Rimane così un Ufficio Centrale assolutamente avulso dalla realtà della periferia, che anziché sostenere gli uffici dipendenti li affossa scientemente, seguendo un percorso precostituito, del quale se ne aveva sentore, ma di cui oggi siamo sicuri, alla luce di quanto sta accadendo. Agli operatori viene assegnato un numero elevato di casi senza alcuna indicazione in ordine alle priorità, anzi in Uffici come Napoli o Palermo gli Assistenti Sociali sono stati lasciati in balìa degli utenti, che si ritengono gli arbitri della qualità della prestazione in assenza di una consapevole Dirigenza, permettendosi di valutarne il lavoro e tentando forse di condizionarli perché essi vengono indicati come i responsabili delle inadempienze, dei ritardi.

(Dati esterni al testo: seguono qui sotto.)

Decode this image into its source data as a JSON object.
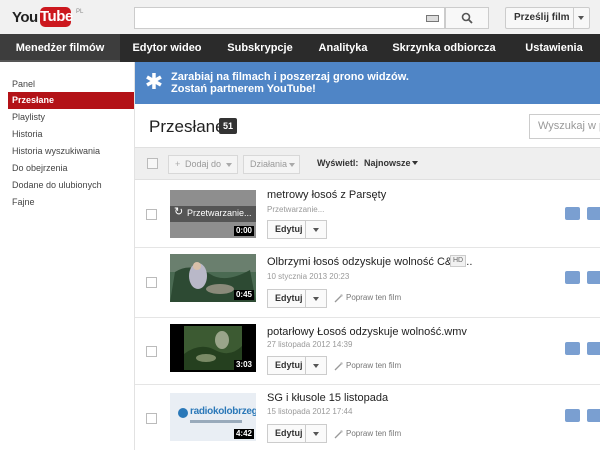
{
  "header": {
    "logo_you": "You",
    "logo_tube": "Tube",
    "logo_country": "PL",
    "search_placeholder": "",
    "upload_label": "Prześlij film"
  },
  "nav": {
    "tabs": [
      {
        "label": "Menedżer filmów",
        "active": true
      },
      {
        "label": "Edytor wideo"
      },
      {
        "label": "Subskrypcje"
      },
      {
        "label": "Analityka"
      },
      {
        "label": "Skrzynka odbiorcza"
      },
      {
        "label": "Ustawienia"
      }
    ]
  },
  "sidebar": {
    "items": [
      {
        "label": "Panel"
      },
      {
        "label": "Przesłane",
        "active": true
      },
      {
        "label": "Playlisty"
      },
      {
        "label": "Historia"
      },
      {
        "label": "Historia wyszukiwania"
      },
      {
        "label": "Do obejrzenia"
      },
      {
        "label": "Dodane do ulubionych"
      },
      {
        "label": "Fajne"
      }
    ]
  },
  "promo": {
    "line1": "Zarabiaj na filmach i poszerzaj grono widzów.",
    "line2": "Zostań partnerem YouTube!",
    "icon": "star-icon"
  },
  "main": {
    "title": "Przesłane",
    "count": "51",
    "search_placeholder": "Wyszukaj w prz"
  },
  "toolbar": {
    "add_to": "Dodaj do",
    "actions": "Działania",
    "view_label": "Wyświetl:",
    "view_value": "Najnowsze"
  },
  "videos": [
    {
      "title": "metrowy łosoś z Parsęty",
      "date": "Przetwarzanie...",
      "duration": "0:00",
      "processing_label": "Przetwarzanie...",
      "edit_label": "Edytuj",
      "improve_label": "",
      "hd": ""
    },
    {
      "title": "Olbrzymi łosoś odzyskuje wolność C&R ...",
      "date": "10 stycznia 2013 20:23",
      "duration": "0:45",
      "edit_label": "Edytuj",
      "improve_label": "Popraw ten film",
      "hd": "HD"
    },
    {
      "title": "potarłowy Łosoś odzyskuje wolność.wmv",
      "date": "27 listopada 2012 14:39",
      "duration": "3:03",
      "edit_label": "Edytuj",
      "improve_label": "Popraw ten film",
      "hd": ""
    },
    {
      "title": "SG i kłusole 15 listopada",
      "date": "15 listopada 2012 17:44",
      "duration": "4:42",
      "edit_label": "Edytuj",
      "improve_label": "Popraw ten film",
      "hd": "",
      "thumb_text": "radiokolobrzeg"
    }
  ],
  "colors": {
    "accent_red": "#b31217",
    "nav_dark": "#2b2b2b",
    "promo_blue": "#4f85c6",
    "action_blue": "#7a9fd1"
  }
}
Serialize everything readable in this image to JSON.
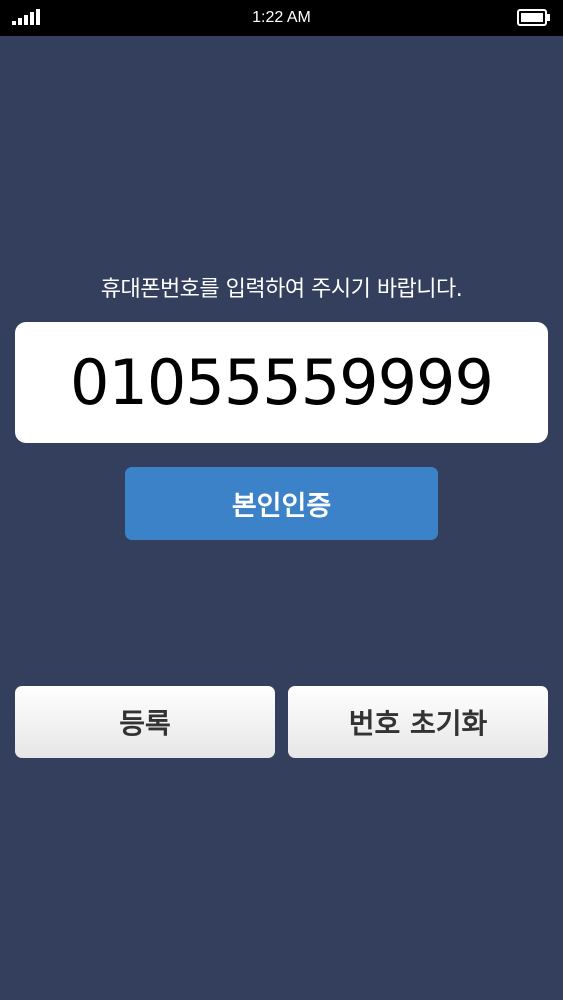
{
  "status_bar": {
    "time": "1:22 AM",
    "signal_icon": "signal-bars-icon",
    "battery_icon": "battery-icon"
  },
  "instruction": "휴대폰번호를 입력하여 주시기 바랍니다.",
  "phone_input": {
    "value": "01055559999"
  },
  "buttons": {
    "verify_label": "본인인증",
    "register_label": "등록",
    "reset_label": "번호 초기화"
  },
  "colors": {
    "background": "#333f5d",
    "verify_button": "#3b82c9"
  }
}
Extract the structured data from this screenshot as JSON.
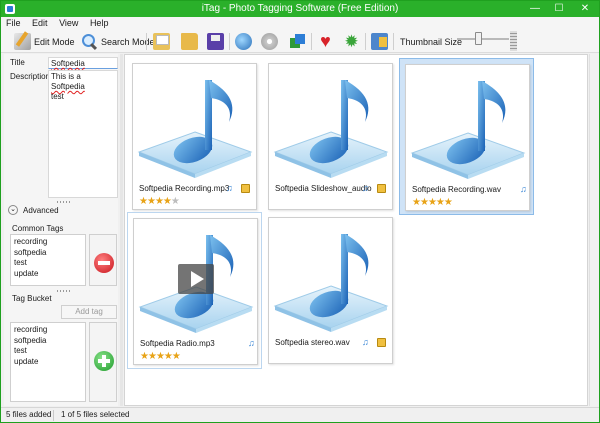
{
  "window": {
    "title": "iTag - Photo Tagging Software (Free Edition)",
    "min": "—",
    "max": "☐",
    "close": "✕"
  },
  "menu": [
    "File",
    "Edit",
    "View",
    "Help"
  ],
  "toolbar": {
    "edit_mode": "Edit Mode",
    "search_mode": "Search Mode",
    "thumbnail_size_label": "Thumbnail Size",
    "thumbnail_size_level": 0.4
  },
  "details": {
    "title_label": "Title",
    "title_value": "Softpedia",
    "description_label": "Description",
    "description_prefix": "This is a ",
    "description_word": "Softpedia",
    "description_line2": "test"
  },
  "advanced": {
    "label": "Advanced"
  },
  "common_tags": {
    "label": "Common Tags",
    "items": [
      "recording",
      "softpedia",
      "test",
      "update"
    ]
  },
  "tag_bucket": {
    "label": "Tag Bucket",
    "add_tag": "Add tag",
    "items": [
      "recording",
      "softpedia",
      "test",
      "update"
    ]
  },
  "files": [
    {
      "name": "Softpedia Recording.mp3",
      "rating": 4,
      "max": 5,
      "selected": false,
      "play": false,
      "tag_icon": true
    },
    {
      "name": "Softpedia Slideshow_audio",
      "rating": 0,
      "max": 5,
      "selected": false,
      "play": false,
      "tag_icon": true
    },
    {
      "name": "Softpedia Recording.wav",
      "rating": 5,
      "max": 5,
      "selected": true,
      "play": false,
      "tag_icon": false
    },
    {
      "name": "Softpedia Radio.mp3",
      "rating": 5,
      "max": 5,
      "selected": false,
      "play": true,
      "tag_icon": false
    },
    {
      "name": "Softpedia stereo.wav",
      "rating": 0,
      "max": 5,
      "selected": false,
      "play": false,
      "tag_icon": true
    }
  ],
  "status": {
    "files_added": "5 files added",
    "selection": "1 of 5 files selected"
  },
  "colors": {
    "titlebar": "#2ab02a",
    "selection": "#cfe3f7",
    "star": "#e8a317",
    "note": "#3a86d6"
  }
}
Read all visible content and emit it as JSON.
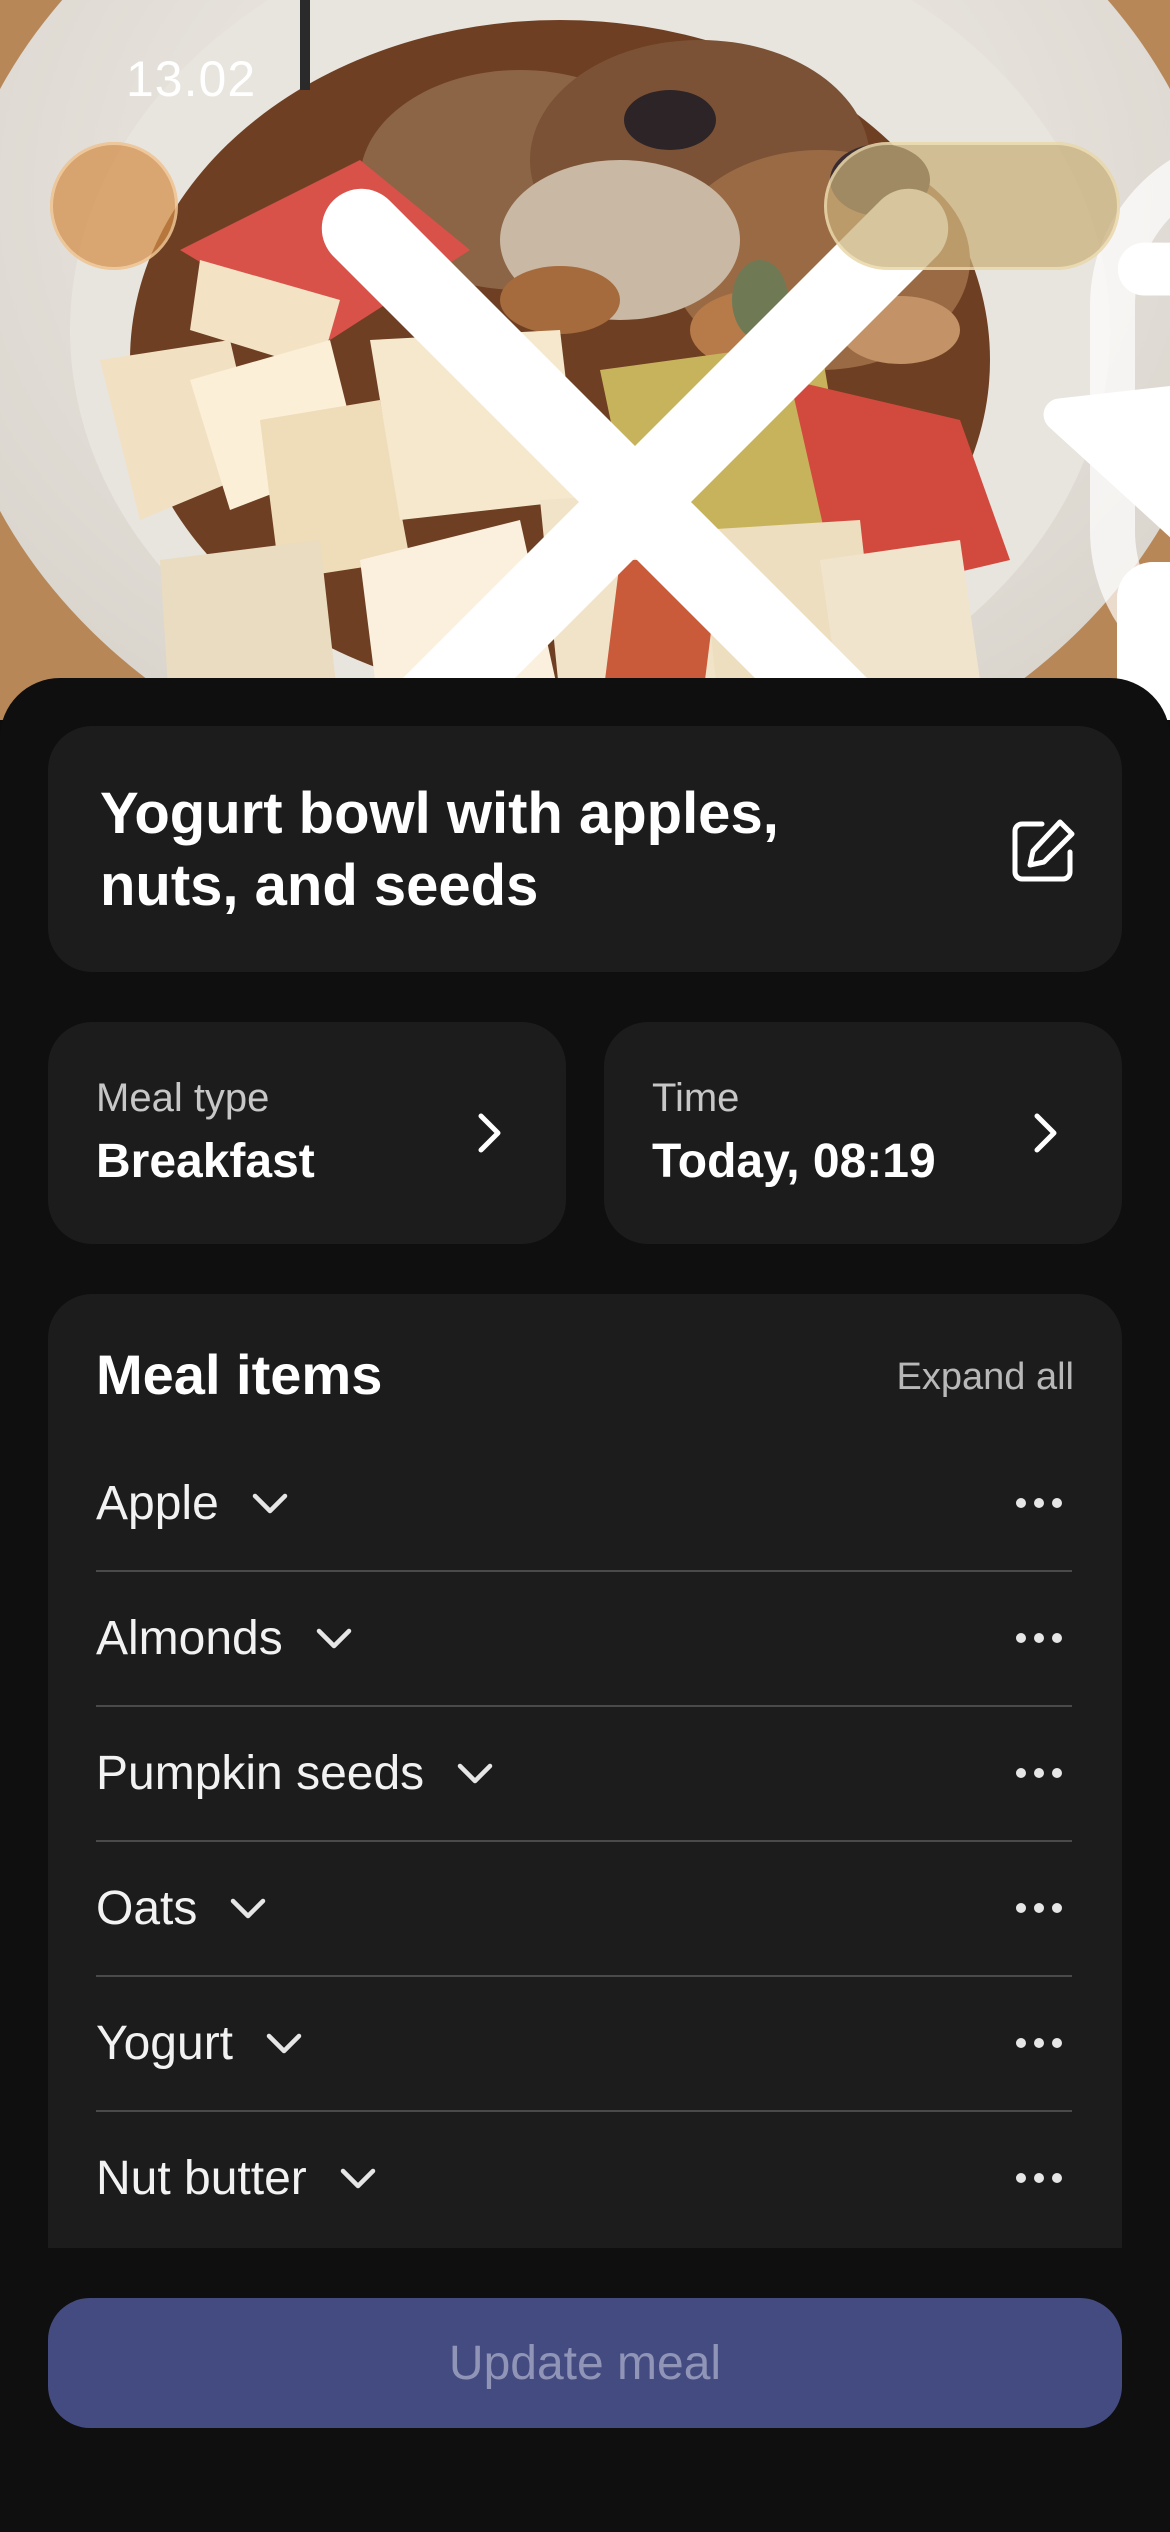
{
  "status_bar": {
    "time": "13.02",
    "icons": [
      "signal-icon",
      "wifi-icon",
      "battery-icon"
    ]
  },
  "header": {
    "actions": [
      "close-icon",
      "trash-icon",
      "star-icon"
    ]
  },
  "meal": {
    "title": "Yogurt bowl with apples, nuts, and seeds",
    "meal_type_label": "Meal type",
    "meal_type_value": "Breakfast",
    "time_label": "Time",
    "time_value": "Today, 08:19"
  },
  "items_section": {
    "title": "Meal items",
    "expand_label": "Expand all",
    "items": [
      {
        "name": "Apple"
      },
      {
        "name": "Almonds"
      },
      {
        "name": "Pumpkin seeds"
      },
      {
        "name": "Oats"
      },
      {
        "name": "Yogurt"
      },
      {
        "name": "Nut butter"
      }
    ]
  },
  "footer": {
    "update_label": "Update meal"
  },
  "colors": {
    "accent_button": "#444b80",
    "card": "#1c1c1c",
    "background": "#0f0f0f"
  }
}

La delegittimazione costante e continua della storia e della valenza dell’area dell’esecuzione penale esterna passa attraverso precise strategie e attacchi, negli ultimi anni sempre più violenti.

In questa cornice è palese come l’assalto alla gestione alle misure alternative alla detenzione, da parte della Polizia Penitenziaria, già tentato in passato sia nuovamente oggi più che mai presente: anche e soprattutto in considerazione dello sfiancamento realizzato dall’Amministrazione Centrale nei confronti di questi Uffici, privati non solo di mezzi, di risorse, di personale, ma anche di quel riconoscimento valoriale che discende direttamente dal mandato costituzionale.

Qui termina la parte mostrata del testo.